According to the IG, the DMC deposited the medical appropriations into the Franchise Fund, counted the funds as revenue earned, and used the revenue to procure a contractor to complete the VistA enhancement.
“When we asked who gave approval to use the MS&C funds; a CBO Program official told us that approval was not needed because the CBO is a DMC customer and the DMC will recover its costs through its customers,” the IG report states. “Thus, it was implied that the MS&C appropriations should be used to cover the development costs.”
Medical support and compliance funds need to be restored to their proper appropriation to comply with appropriation laws, the IG report states.
This is not the first time VA components have been found guilty of misappropriating medical services funds for IT systems development and purchases. Last year, the IG reported that VHA’s Chief Business Office violated appropriations law by obligating $92.5 million in medical services funding to finance the development of the Health Care Claims Processing System.
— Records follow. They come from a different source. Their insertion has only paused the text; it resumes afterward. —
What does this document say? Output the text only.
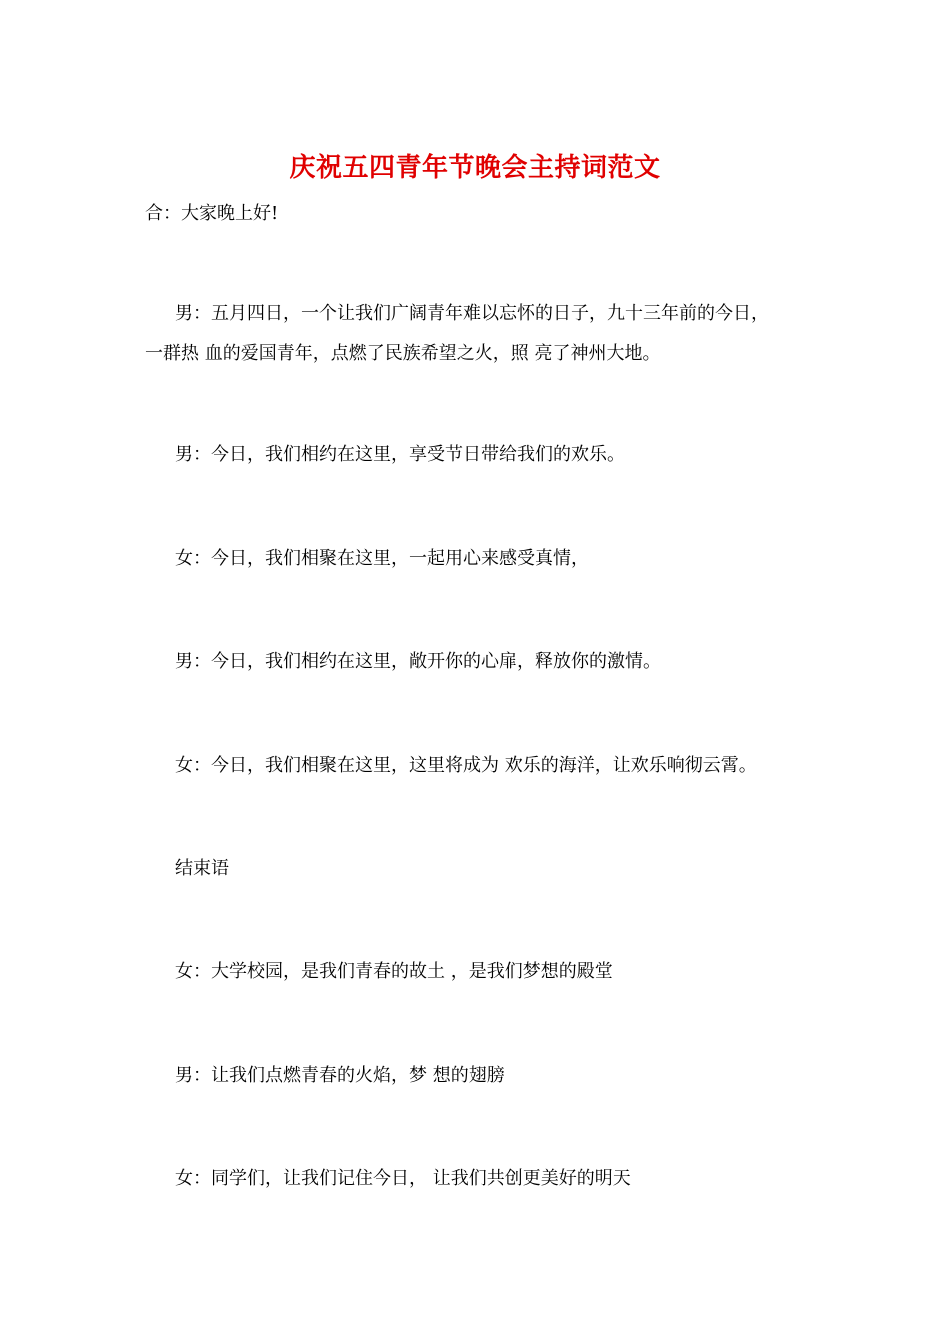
庆祝五四青年节晚会主持词范文
合：大家晚上好!
男：五月四日，一个让我们广阔青年难以忘怀的日子，九十三年前的今日，
一群热 血的爱国青年，点燃了民族希望之火，照 亮了神州大地。
男：今日，我们相约在这里，享受节日带给我们的欢乐。
女：今日，我们相聚在这里，一起用心来感受真情，
男：今日，我们相约在这里，敞开你的心扉，释放你的激情。
女：今日，我们相聚在这里，这里将成为 欢乐的海洋，让欢乐响彻云霄。
结束语
女：大学校园，是我们青春的故土 ，是我们梦想的殿堂
男：让我们点燃青春的火焰，梦 想的翅膀
女：同学们，让我们记住今日， 让我们共创更美好的明天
By using medical funds, VHA avoided having to compete with other VA projects for IT appropriations.
VA CIO LaVerne Council recently acknowledged this problem during a MyVA Advisory Committee meeting in April. “It is hard to work with OIT. As a result, there is a lot of ‘shadow IT’ being put in place by the business lines” throughout VA, Council said.
- We recommended the Assistant Secretary for the Office of Management establish an interdepartmental team to develop a directive that defines what constitutes information technology and specify the appropriation to use.
- We recommended the Assistant Secretary for the Office of Management ensure the directive is updated to ensure that new and emerging advances in information technology are included in the directive.
- We recommended the Assistant Secretary for the Office of Management confer with the Office of General Counsel and Assistant Secretary for Information Technology and Under Secretary for Health to determine the appropriate funding needed to finance the mobile health application development, pick that appropriation, and stick to it.
- We recommended the Under Secretary for Health obtain the appropriate funding to support mobile health application development and the VistA enhancement.
- We recommended the Under Secretary for Health seek the return of all medical support and compliance and medical services funds used to support the mobile health application development and the VistA enhancement.
- We recommended the Under Secretary for Health deobligate all medical support and compliance and medical services funds that remain obligated toward the development of the mobile health applications.
- We recommended the Assistant Secretary for the Office of Management, after returning all medical support and compliance and medical services funds, make accounting adjustments accordingly, determine whether Antideficiency Act violations occurred, and report violations as appropriate.
- We recommended the Under Secretary for Health and the Assistant Secretary for the Office of Management confer with the Office of Human Resources and the Office of General Counsel to determine if appropriate administrative action should be taken against any senior officials in the Office of Informatics and Analytics, Chief Business Office, or Debt Management Center supervisory chain of command, and ensure that action is taken.